The balloon deflates...

This week hasn't been such a good week of training, culminating with my ballon of motivation going pop this morning. It was meant to be the final week of a serious of build phases before recovery next week. Stupidly I thought even though I was going away on a training course at work I'd manage to get enough training in. Ha!
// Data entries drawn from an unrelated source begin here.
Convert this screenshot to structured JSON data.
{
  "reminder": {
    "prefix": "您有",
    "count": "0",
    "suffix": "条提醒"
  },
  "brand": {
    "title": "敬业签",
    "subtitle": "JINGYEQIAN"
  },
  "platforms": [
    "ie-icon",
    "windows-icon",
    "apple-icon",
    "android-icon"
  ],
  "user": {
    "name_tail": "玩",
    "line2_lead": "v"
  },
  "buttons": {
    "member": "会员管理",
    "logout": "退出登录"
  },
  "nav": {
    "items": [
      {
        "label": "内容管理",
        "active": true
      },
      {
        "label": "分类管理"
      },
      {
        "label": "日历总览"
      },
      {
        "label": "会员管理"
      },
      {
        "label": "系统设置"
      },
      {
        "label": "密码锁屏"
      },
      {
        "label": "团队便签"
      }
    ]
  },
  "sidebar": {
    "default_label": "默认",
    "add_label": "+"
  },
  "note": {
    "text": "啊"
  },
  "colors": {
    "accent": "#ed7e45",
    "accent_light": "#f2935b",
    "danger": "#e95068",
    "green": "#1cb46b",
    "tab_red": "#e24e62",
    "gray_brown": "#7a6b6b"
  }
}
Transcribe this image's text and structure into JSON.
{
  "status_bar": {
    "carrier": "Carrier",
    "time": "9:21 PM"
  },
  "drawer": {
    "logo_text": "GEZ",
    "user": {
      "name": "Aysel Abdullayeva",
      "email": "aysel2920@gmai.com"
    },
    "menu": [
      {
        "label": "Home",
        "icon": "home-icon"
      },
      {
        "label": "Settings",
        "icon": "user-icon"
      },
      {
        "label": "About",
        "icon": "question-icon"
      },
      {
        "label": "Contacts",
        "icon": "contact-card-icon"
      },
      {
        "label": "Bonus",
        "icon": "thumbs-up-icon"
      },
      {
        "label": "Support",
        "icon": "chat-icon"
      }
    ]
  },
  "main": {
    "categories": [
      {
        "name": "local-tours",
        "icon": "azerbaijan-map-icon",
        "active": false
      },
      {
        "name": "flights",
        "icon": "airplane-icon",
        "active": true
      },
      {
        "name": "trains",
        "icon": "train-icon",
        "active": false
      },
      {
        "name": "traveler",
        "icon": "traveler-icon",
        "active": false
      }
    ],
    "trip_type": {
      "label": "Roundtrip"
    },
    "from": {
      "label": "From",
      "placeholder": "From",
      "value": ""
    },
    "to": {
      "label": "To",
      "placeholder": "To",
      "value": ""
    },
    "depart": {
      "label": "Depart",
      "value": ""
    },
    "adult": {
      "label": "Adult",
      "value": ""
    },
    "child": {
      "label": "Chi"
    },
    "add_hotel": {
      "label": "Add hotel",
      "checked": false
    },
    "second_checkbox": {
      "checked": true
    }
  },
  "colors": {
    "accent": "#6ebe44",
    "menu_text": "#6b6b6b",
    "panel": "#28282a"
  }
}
Monday is my traditional rest day, however, after 2.5 hours in the car driving up to Stansted I just wanted to do something, so thought I'd try out the hotel pool. Now I knew it was going to be 10m, but I hadn't appreciated just how short 20m feels when you get in it. I amused myself for a while doing a few strokes, tumble, dolphin kick, 2 strokes, tumble, repeat. Then got bored and went in the steam room, then got hot and did and endless tumble turn thing again. I did notice that the water level in the pool was dropping. I think my turns may have been emptying the water faster than it was getting pumped back in. Whoops.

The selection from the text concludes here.